Last week, a group of plaintiffs filed a motion to transfer (PDF), indicating that all product liability lawsuits filed in U.S. District Courts nationwide involving a Smith & Nephew Birmingham hip with R3 metal liner should be centralized as part of a federal MDL, or multidistrict litigation.
There are currently at least 31 cases pending in 22 different federal district courts, with at least 32 different law firms involved in the litigation. Most of the claims were filed over the past year, and as hip replacement lawyers continue to review and file cases in the coming months, the motion indicates that the size of the litigation is expected to grow.
“These two devices share a similar mechanism of failure, and the FDA initially approved the R3 to be used as part of the BHR system. Smith & Nephew recalled the R3 in June 2012 due to high failure rates,” the motion states. “The company later withdrew the BHR device from the U.S. market in June 2015 due to similar high failure rates, particularly in women and in patients with smaller hip joints.”
Centralizing the cases before one federal judge for coordinated pretrial proceedings is designed to reduce duplicative discovery into common issues in the cases, avoid conflicting rulings or schedules from different courts and to serve the convenience of witnesses, parties and the judicial system.
“These cases will benefit from consolidated proceedings, as they involve common factual and legal issues,” according to the motion filed on February 1. “Consolidation of other metal-on-metal hip cases has proven to be an efficient and cost-effective tool to resolve products liability litigation where a single manufacturer is connected to hundreds or even thousands of similar claims.”

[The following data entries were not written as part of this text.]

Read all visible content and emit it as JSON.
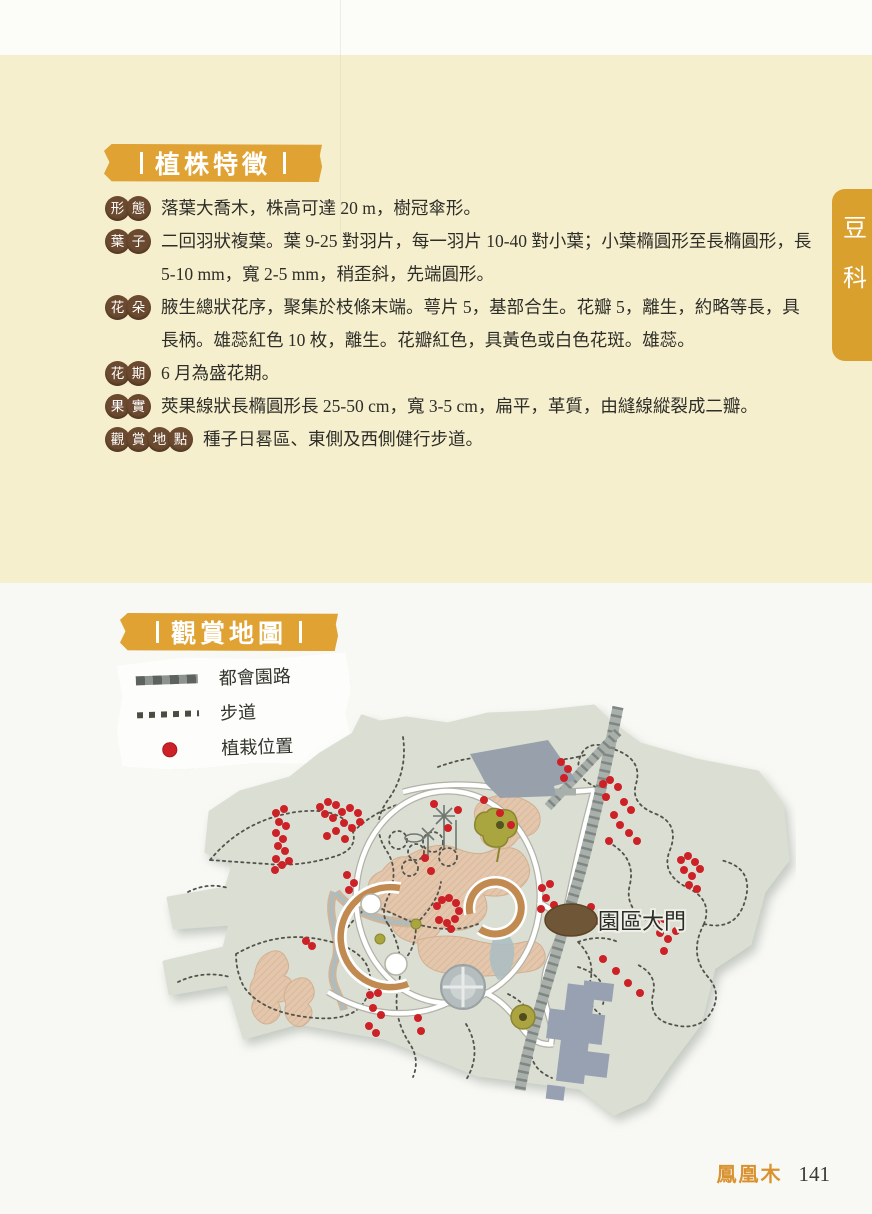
{
  "page": {
    "family_tab": "豆科",
    "footer": {
      "title": "鳳凰木",
      "page_number": "141"
    }
  },
  "sections": {
    "traits": {
      "title": "植株特徵",
      "features": [
        {
          "badge": "形態",
          "text": "落葉大喬木，株高可達 20 m，樹冠傘形。"
        },
        {
          "badge": "葉子",
          "text": "二回羽狀複葉。葉 9-25 對羽片，每一羽片 10-40 對小葉；小葉橢圓形至長橢圓形，長 5-10 mm，寬 2-5 mm，稍歪斜，先端圓形。"
        },
        {
          "badge": "花朵",
          "text": "腋生總狀花序，聚集於枝條末端。萼片 5，基部合生。花瓣 5，離生，約略等長，具長柄。雄蕊紅色 10 枚，離生。花瓣紅色，具黃色或白色花斑。雄蕊。"
        },
        {
          "badge": "花期",
          "text": "6 月為盛花期。"
        },
        {
          "badge": "果實",
          "text": "莢果線狀長橢圓形長 25-50 cm，寬 3-5 cm，扁平，革質，由縫線縱裂成二瓣。"
        },
        {
          "badge": "觀賞地點",
          "text": "種子日晷區、東側及西側健行步道。"
        }
      ]
    },
    "map": {
      "title": "觀賞地圖",
      "legend": [
        {
          "type": "road",
          "label": "都會園路"
        },
        {
          "type": "trail",
          "label": "步道"
        },
        {
          "type": "dot",
          "label": "植栽位置"
        }
      ],
      "gate_label": "園區大門",
      "colors": {
        "plant_dot": "#cc2127",
        "road": "#8d948f",
        "land": "#dbded2",
        "accent": "#dfa233"
      },
      "plant_dots": [
        [
          128,
          121
        ],
        [
          136,
          117
        ],
        [
          131,
          130
        ],
        [
          138,
          134
        ],
        [
          128,
          141
        ],
        [
          135,
          147
        ],
        [
          130,
          154
        ],
        [
          137,
          159
        ],
        [
          128,
          167
        ],
        [
          134,
          173
        ],
        [
          141,
          169
        ],
        [
          127,
          178
        ],
        [
          172,
          115
        ],
        [
          180,
          110
        ],
        [
          188,
          113
        ],
        [
          177,
          122
        ],
        [
          185,
          126
        ],
        [
          194,
          120
        ],
        [
          202,
          116
        ],
        [
          210,
          121
        ],
        [
          196,
          131
        ],
        [
          204,
          136
        ],
        [
          188,
          139
        ],
        [
          212,
          130
        ],
        [
          179,
          144
        ],
        [
          197,
          147
        ],
        [
          199,
          183
        ],
        [
          206,
          191
        ],
        [
          201,
          198
        ],
        [
          289,
          214
        ],
        [
          294,
          208
        ],
        [
          301,
          206
        ],
        [
          308,
          211
        ],
        [
          311,
          219
        ],
        [
          307,
          227
        ],
        [
          299,
          231
        ],
        [
          291,
          228
        ],
        [
          303,
          237
        ],
        [
          455,
          92
        ],
        [
          462,
          88
        ],
        [
          470,
          95
        ],
        [
          458,
          105
        ],
        [
          476,
          110
        ],
        [
          483,
          118
        ],
        [
          466,
          123
        ],
        [
          472,
          133
        ],
        [
          481,
          141
        ],
        [
          489,
          149
        ],
        [
          461,
          149
        ],
        [
          413,
          70
        ],
        [
          420,
          77
        ],
        [
          416,
          86
        ],
        [
          533,
          168
        ],
        [
          540,
          164
        ],
        [
          547,
          170
        ],
        [
          536,
          178
        ],
        [
          544,
          184
        ],
        [
          552,
          177
        ],
        [
          541,
          193
        ],
        [
          549,
          197
        ],
        [
          508,
          231
        ],
        [
          516,
          227
        ],
        [
          512,
          241
        ],
        [
          520,
          247
        ],
        [
          528,
          239
        ],
        [
          516,
          259
        ],
        [
          394,
          196
        ],
        [
          402,
          192
        ],
        [
          398,
          206
        ],
        [
          406,
          213
        ],
        [
          393,
          217
        ],
        [
          222,
          303
        ],
        [
          230,
          301
        ],
        [
          225,
          316
        ],
        [
          233,
          323
        ],
        [
          221,
          334
        ],
        [
          228,
          341
        ],
        [
          270,
          326
        ],
        [
          273,
          339
        ],
        [
          286,
          112
        ],
        [
          310,
          118
        ],
        [
          336,
          108
        ],
        [
          352,
          121
        ],
        [
          363,
          133
        ],
        [
          300,
          136
        ],
        [
          455,
          267
        ],
        [
          468,
          279
        ],
        [
          480,
          291
        ],
        [
          492,
          301
        ],
        [
          158,
          249
        ],
        [
          164,
          254
        ],
        [
          277,
          166
        ],
        [
          283,
          179
        ],
        [
          443,
          215
        ],
        [
          448,
          229
        ]
      ]
    }
  }
}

Smith & Nephew Metal Hip Problems
The Smith & Nephew Birmingham hip was one of the first metal-on-metal hip replacement systems on the market, and concerns were raised about its safety even before it was approved.
A competitor, Wright Medical, attempted to stop the devices from getting approved, filing a citizen’s petition with the FDA in 2006, asking the agency to reject the application for the BHR, due to concerns over the adequacy of the clinical trials used to obtain premarket approval.
The petition claimed that Smith & Nephew was misrepresenting the nature of the studies submitted to the FDA and using bad science. For instance, Wright medical claimed that the company’s data on Birmingham hip safety and effectiveness came from just one orthopedic surgeon.
Wright Medical suggested that if the FDA approved the Smith & Nephew Birmingham, it would open the floodgates for companies to introduce potentially unsafe metal-on-metal hip replacement systems, with minimal clinical trials and testing.
In 2012, Hong Kong issued a warning regarding Smith & Nephew Birmingham hip systems, indicating that they appeared to be linked to a higher-than-normal failure rate.
In June 2014, Smith & Nephew issued a statement announcing it was recalling smaller size components and changing instructions for use of the Birmingham Hip Resurfacing system due to performance data.
The company warned that it had looked at data submitted to the National Joint Registry of England and Wales and found that “revision rates associated with men requiring femoral head sizes 46mm or smaller and with all women patients exceed the current benchmark established by the U.K. National Institute for Health and Care Excellence (NICE).”
The devices affected by the recall accounted for about 1% of the company’s global hip implant revenue in 2014.